Morningstar Investor - Ottobre/Novembre/Dicembre 2013 - (Page 24)
In Primo Piano
La Csr che fa gola agli investitori
Di Marco Caprotti
Sempre più aziende informano sulle loro attività sociali. Spesso, crescenti risorse
destinate a queste finalità sono lette come un segnale di salute dell'impresa.

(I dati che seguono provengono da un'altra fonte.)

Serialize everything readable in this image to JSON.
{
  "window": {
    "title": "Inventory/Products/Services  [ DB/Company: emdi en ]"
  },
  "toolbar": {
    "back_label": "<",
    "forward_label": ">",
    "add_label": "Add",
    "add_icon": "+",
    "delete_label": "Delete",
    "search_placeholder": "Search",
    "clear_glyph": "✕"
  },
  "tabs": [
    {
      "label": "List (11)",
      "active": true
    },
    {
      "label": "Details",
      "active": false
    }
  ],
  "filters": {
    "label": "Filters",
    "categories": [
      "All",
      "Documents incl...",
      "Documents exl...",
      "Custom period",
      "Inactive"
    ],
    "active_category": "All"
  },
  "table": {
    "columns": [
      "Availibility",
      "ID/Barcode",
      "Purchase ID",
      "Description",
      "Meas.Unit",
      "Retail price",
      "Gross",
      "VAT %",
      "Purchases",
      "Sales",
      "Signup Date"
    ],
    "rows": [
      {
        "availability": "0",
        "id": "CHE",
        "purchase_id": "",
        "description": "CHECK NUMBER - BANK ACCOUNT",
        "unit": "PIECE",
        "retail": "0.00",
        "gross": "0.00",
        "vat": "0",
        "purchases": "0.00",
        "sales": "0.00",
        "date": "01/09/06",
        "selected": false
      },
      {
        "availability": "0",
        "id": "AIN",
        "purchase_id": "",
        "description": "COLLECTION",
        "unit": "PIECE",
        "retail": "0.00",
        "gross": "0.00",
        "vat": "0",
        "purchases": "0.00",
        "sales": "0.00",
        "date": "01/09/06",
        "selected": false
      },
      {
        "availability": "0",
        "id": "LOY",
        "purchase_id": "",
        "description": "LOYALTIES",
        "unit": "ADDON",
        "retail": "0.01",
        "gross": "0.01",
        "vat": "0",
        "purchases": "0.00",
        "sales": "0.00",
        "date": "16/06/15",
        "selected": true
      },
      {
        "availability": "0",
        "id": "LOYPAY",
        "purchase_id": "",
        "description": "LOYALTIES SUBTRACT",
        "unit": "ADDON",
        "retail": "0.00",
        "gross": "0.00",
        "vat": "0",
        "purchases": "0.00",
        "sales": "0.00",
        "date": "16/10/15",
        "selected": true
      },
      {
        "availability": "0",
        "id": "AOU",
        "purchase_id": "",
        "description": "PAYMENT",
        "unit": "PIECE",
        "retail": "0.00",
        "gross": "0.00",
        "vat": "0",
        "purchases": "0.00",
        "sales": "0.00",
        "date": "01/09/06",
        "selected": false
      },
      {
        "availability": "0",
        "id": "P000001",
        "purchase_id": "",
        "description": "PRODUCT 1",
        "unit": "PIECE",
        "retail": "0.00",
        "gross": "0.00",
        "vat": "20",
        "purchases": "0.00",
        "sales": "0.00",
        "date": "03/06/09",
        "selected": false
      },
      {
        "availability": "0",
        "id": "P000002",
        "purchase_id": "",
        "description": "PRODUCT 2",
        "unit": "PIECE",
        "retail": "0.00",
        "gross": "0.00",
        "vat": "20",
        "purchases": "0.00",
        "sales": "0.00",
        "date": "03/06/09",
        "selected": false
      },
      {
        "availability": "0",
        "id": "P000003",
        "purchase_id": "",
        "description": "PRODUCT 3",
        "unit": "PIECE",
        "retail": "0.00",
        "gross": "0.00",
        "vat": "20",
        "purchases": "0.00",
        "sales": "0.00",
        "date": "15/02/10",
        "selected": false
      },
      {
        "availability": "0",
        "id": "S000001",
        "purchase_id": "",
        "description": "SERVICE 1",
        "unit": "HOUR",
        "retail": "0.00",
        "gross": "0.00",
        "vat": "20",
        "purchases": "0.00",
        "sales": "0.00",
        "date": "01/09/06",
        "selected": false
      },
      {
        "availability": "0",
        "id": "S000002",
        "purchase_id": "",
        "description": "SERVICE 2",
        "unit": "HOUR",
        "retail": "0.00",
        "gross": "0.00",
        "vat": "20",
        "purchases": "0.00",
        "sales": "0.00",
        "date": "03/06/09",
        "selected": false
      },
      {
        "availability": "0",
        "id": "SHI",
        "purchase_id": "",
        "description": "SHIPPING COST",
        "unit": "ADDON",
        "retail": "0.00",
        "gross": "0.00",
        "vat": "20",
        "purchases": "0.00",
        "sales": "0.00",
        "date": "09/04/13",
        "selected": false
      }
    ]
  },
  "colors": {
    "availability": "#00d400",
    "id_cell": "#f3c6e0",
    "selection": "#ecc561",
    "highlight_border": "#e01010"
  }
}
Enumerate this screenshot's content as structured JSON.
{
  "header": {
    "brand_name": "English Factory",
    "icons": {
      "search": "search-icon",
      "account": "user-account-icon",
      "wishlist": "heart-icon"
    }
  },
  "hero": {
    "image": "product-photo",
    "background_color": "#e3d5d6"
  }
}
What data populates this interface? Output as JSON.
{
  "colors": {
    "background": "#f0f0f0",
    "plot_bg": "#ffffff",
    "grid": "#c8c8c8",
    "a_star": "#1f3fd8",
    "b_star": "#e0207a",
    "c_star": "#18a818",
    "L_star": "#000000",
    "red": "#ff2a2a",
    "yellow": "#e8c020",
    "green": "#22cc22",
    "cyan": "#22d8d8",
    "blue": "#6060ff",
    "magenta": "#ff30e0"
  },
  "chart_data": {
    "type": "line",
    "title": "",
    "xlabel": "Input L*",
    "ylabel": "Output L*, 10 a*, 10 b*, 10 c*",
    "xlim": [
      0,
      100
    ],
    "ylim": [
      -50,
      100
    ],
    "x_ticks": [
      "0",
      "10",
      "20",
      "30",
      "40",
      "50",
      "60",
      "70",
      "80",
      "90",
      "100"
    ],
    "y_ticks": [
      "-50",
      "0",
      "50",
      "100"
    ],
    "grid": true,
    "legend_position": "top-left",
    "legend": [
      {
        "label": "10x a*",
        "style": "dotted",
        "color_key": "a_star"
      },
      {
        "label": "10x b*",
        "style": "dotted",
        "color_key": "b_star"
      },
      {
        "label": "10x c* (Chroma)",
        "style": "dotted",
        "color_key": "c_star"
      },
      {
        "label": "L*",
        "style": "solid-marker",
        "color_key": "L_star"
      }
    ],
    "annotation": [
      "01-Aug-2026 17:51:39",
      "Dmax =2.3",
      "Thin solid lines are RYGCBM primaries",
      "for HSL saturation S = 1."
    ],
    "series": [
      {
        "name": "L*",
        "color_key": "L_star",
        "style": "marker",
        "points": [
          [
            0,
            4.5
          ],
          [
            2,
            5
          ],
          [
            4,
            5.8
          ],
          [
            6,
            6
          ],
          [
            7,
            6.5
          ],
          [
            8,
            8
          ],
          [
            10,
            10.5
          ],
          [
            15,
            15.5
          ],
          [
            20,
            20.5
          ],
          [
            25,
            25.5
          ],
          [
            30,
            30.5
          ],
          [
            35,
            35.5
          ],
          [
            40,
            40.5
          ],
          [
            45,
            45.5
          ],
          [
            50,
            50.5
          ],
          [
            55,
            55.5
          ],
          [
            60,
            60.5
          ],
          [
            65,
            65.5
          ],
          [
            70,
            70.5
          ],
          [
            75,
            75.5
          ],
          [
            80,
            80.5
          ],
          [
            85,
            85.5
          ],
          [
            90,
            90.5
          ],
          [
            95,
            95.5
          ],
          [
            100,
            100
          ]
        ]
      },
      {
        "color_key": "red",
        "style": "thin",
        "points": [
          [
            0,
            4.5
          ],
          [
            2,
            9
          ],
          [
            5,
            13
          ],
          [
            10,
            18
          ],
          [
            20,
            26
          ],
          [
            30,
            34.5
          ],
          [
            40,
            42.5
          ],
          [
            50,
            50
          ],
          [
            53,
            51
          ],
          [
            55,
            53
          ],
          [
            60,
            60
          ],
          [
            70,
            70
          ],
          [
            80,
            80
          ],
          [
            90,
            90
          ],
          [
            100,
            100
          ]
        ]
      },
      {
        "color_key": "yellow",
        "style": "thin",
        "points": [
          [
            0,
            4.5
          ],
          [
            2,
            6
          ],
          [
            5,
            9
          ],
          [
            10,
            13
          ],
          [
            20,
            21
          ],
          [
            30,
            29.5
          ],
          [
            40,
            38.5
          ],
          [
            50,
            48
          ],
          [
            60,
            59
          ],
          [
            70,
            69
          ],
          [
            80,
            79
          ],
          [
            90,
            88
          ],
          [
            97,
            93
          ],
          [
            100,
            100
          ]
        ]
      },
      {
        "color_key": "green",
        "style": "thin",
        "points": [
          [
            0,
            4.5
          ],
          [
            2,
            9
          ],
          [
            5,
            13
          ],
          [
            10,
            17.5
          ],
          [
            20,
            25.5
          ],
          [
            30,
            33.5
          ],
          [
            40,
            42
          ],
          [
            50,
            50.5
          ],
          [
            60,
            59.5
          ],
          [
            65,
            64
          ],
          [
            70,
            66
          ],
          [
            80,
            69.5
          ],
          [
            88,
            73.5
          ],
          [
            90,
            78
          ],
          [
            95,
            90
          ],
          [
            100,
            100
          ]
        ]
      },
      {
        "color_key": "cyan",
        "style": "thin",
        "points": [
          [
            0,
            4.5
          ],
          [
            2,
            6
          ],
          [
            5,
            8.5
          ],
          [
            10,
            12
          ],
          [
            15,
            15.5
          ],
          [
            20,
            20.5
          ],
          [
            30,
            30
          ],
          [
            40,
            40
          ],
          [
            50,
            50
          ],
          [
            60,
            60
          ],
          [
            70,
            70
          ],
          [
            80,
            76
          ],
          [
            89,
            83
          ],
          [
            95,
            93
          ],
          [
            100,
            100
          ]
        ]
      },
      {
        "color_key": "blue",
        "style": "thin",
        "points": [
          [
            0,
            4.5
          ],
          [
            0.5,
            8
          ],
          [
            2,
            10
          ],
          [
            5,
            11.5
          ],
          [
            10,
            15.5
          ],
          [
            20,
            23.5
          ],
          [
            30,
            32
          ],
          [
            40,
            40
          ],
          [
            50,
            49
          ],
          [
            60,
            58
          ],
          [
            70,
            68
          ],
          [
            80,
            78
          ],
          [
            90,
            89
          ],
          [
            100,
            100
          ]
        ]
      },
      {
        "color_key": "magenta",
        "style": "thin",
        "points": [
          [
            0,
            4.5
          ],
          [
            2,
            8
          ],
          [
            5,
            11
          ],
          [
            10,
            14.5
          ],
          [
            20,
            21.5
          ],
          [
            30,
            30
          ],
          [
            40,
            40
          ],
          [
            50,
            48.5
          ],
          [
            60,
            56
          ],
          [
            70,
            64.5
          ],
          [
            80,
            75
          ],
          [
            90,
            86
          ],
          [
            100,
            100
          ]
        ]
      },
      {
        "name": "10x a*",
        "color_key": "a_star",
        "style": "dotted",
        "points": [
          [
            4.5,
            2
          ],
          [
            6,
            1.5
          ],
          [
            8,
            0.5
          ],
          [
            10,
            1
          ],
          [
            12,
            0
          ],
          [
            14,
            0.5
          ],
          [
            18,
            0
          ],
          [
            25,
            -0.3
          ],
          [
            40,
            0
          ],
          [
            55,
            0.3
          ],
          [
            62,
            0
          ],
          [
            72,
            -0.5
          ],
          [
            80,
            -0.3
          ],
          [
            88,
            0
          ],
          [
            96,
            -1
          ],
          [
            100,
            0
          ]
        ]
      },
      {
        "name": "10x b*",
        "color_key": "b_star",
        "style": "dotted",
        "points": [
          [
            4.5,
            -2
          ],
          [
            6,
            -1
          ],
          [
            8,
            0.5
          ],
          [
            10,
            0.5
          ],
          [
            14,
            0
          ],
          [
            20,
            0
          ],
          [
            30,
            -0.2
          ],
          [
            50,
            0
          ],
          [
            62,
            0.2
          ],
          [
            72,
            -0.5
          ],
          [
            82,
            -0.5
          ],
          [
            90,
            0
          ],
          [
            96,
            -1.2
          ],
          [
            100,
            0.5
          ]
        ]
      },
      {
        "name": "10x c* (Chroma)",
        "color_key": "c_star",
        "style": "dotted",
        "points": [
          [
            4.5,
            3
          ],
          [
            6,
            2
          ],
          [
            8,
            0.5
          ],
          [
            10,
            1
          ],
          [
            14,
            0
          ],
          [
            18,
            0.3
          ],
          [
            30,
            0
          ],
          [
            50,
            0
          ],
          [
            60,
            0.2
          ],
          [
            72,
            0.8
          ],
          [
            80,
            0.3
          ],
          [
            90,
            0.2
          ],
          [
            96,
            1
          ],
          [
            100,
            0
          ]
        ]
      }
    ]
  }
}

"L'azienda ha una responsabilità sociale e una
soltanto: utilizzare le sue risorse e impegnarsi in
attività destinate ad incrementare i
suoi profitti. Sempre nel rispetto delle regole
del gioco". Il concetto di Corporate social
responsability (Csr) ne ha fatta di strada da
quando l'economista Milton Friedman nel 1970
ne dava questa definizione. La moderna scienza
dell'investimento socialmente responsabile dice
che questo tipo di impegno accresce le
performance di un'azienda permettendogli di
aumentare i profitti grazie a un miglioramento
della propria reputazione e a una maggiore
produttività da parte degli impiegati.
Le origini
I semi di questa evoluzione sono stati piantati
nel 1984 quando Milton Moskowitz e Robert
Levering hanno pubblicato il primo rapporto
sulle 100 aziende americane per cui è bello
lavorare (The 100 best companies to work for
in America) nel quale venivano sottolineate le
migliori pratiche di gestione etica.
La lista è stata compilata senza tenere conto
della performance finanziaria, ma ha spinto
molti operatori a domandarsi se fra etica e
successo ci potesse essere un legame. Uno
studio condotto nel 2009 dalla Wharton School
dell'Università della Pennsylvania, intitolato
Does the stock market fully value intangible?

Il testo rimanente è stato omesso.